Maybe related to hotplug state machine. Copying tglx@ for input.
Created attachment 255099 [details] 4.11-rc1 dmesg 4.11-rc1 hung systemd-udev dmesg
The above attached dmesg is from this mornings drm-tip kernel, building 4.11-rc1 ATM to verify.
Seeing the same error under 4.11 rc1, but not every boot.
Created attachment 255107 [details] tlp configuration Disabling tlp via systemtl disable tlp fixes the seems to fix the issue for me (3 boots in a row successful), attaching my /etc/tlp/default as a reference.
Created attachment 255285 [details] dmesg-disabled-tlp The bug still happens with a disabled tlp, although a lot less, it is sometimes triggered.
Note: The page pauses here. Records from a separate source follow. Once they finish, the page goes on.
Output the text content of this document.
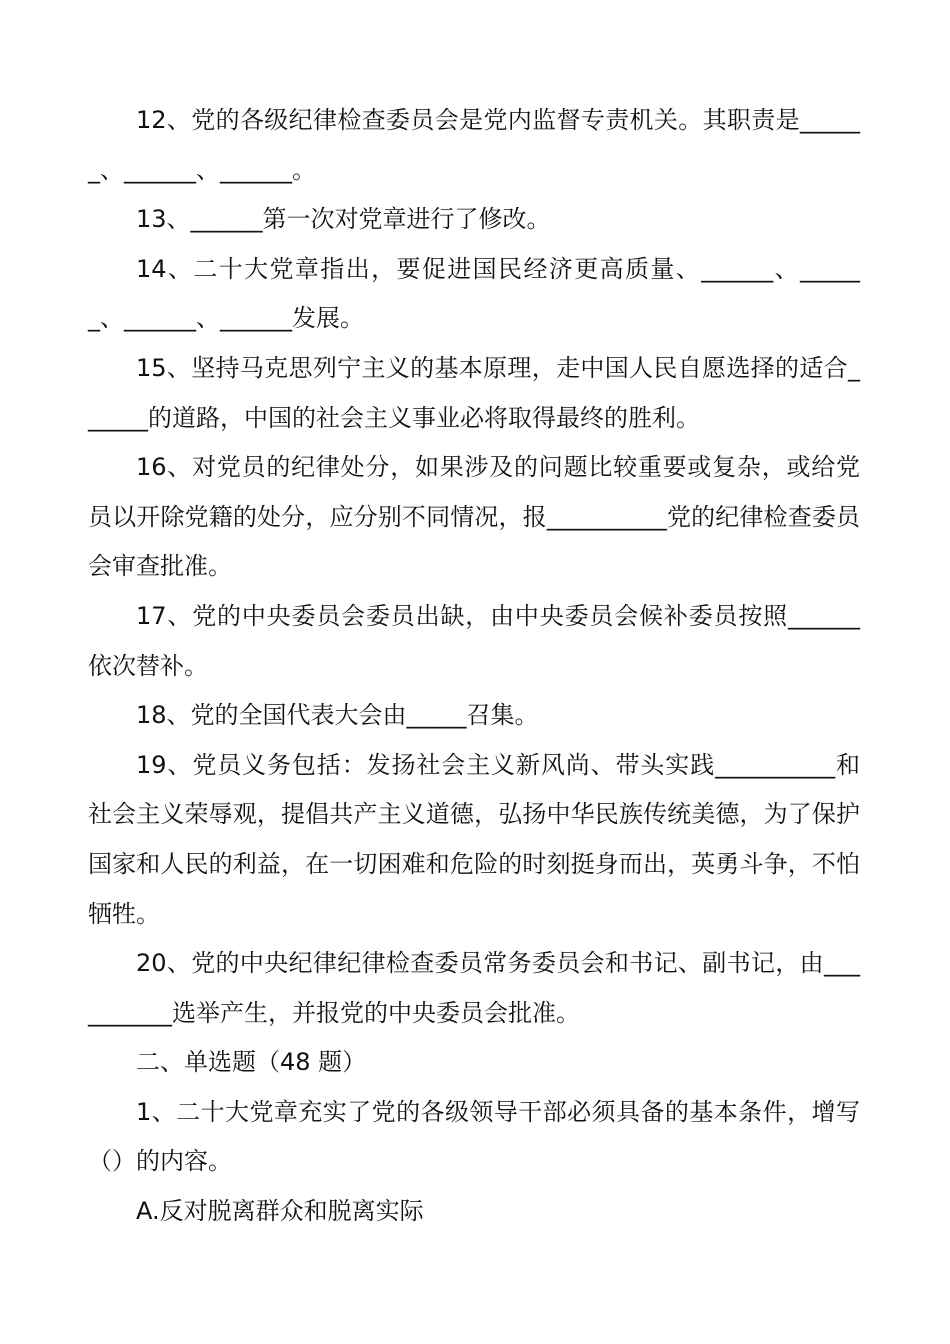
12、党的各级纪律检查委员会是党内监督专责机关。其职责是______、______、______。

13、______第一次对党章进行了修改。

14、二十大党章指出，要促进国民经济更高质量、______、______、______、______发展。

15、坚持马克思列宁主义的基本原理，走中国人民自愿选择的适合______的道路，中国的社会主义事业必将取得最终的胜利。

16、对党员的纪律处分，如果涉及的问题比较重要或复杂，或给党员以开除党籍的处分，应分别不同情况，报__________党的纪律检查委员会审查批准。

17、党的中央委员会委员出缺，由中央委员会候补委员按照______依次替补。

18、党的全国代表大会由_____召集。

19、党员义务包括：发扬社会主义新风尚、带头实践__________和社会主义荣辱观，提倡共产主义道德，弘扬中华民族传统美德，为了保护国家和人民的利益，在一切困难和危险的时刻挺身而出，英勇斗争，不怕牺牲。

20、党的中央纪律纪律检查委员常务委员会和书记、副书记，由__________选举产生，并报党的中央委员会批准。

二、单选题（48 题）

1、二十大党章充实了党的各级领导干部必须具备的基本条件，增写（）的内容。

A.反对脱离群众和脱离实际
Adding Thorsten Leemhuis for potential regression tracking.
(In reply to Rouven Czerwinski from comment #8) > Adding Thorsten Leemhuis for potential regression tracking. Thx for this, but I'm sorry, it won't make it to the regression reports. I only do them in my spare time and the time I have to compile those is quite limited. So to get at least something done I'm focussing on mainline regressions in the current development version (4.11); seem this regression was introduced in 4.10, so it won't make the list I'm currently compiling, as that is for 4.11 only. Sorry to disappoint you. I hope to have things a bit more optimized in the future to keep track of regressions in older release as well. But one step at a time.
Commit dc434e056fe1dada20df7ba07f32739d3a701adf from 4.11-rc3 seems to have fixed the problem for me.
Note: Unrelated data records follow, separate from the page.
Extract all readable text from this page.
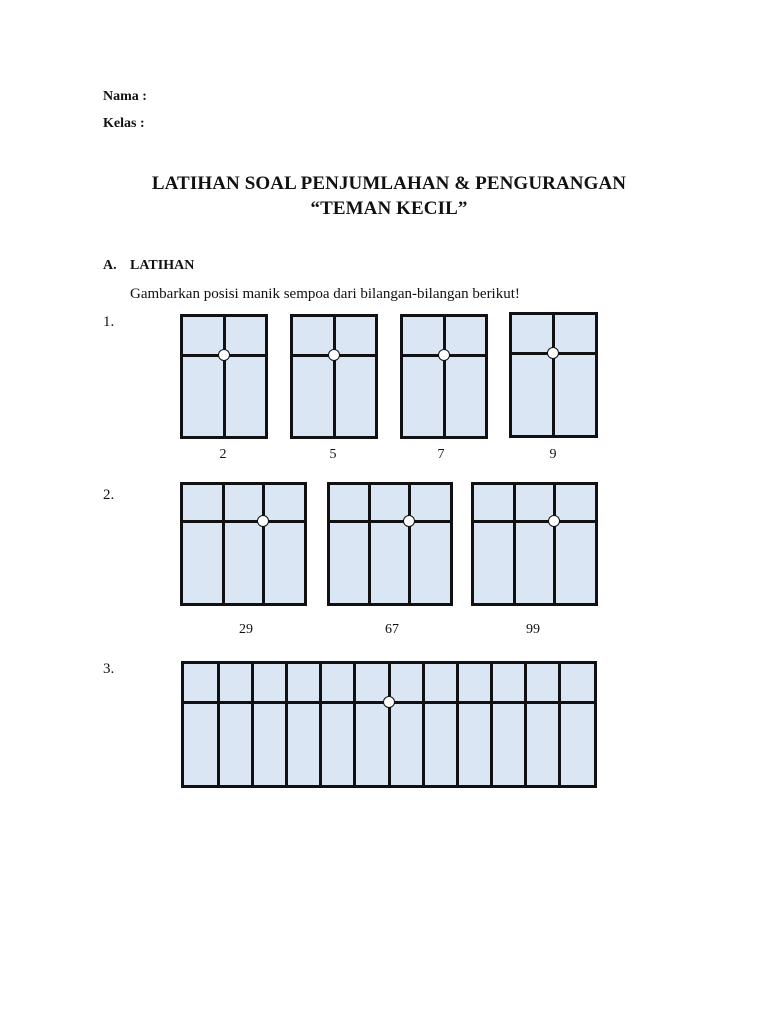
Nama :
Kelas :
LATIHAN SOAL PENJUMLAHAN & PENGURANGAN
“TEMAN KECIL”
A. LATIHAN
Gambarkan posisi manik sempoa dari bilangan-bilangan berikut!
1.
2	5	7	9
2.
29	67	99
3.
Imre, can you please check if applying commit dc434e056fe1dada20df7ba07f32739d3a701adf on top of your 4.10 kernel also solves the problem for you?
(In reply to Jean Delvare from comment #11) > Imre, can you please check if applying commit > dc434e056fe1dada20df7ba07f32739d3a701adf on top of your 4.10 kernel also > solves the problem for you? The problem doesn't seem to happen any more on the KBL machine I reported with a 4.11-rc4 based drm-tip kernel (which then has dc434e056fe1da). If it's also ok with you we could close this bug based on this result. Getting access to that machine is cumbersome (it's in our CI farm).
If 4.11-rc4 works for you then we can indeed close this as fixed. If it could be confirmed that commit dc434e056fe1dada20df7ba07f32739d3a701adf fixes it, then that commit should be considered for stable and longterm kernel branches.
For the record, commit dc434e056fe1 ("cpu/hotplug: Serialize callback invocations proper") was included in stable kernel 4.10.14.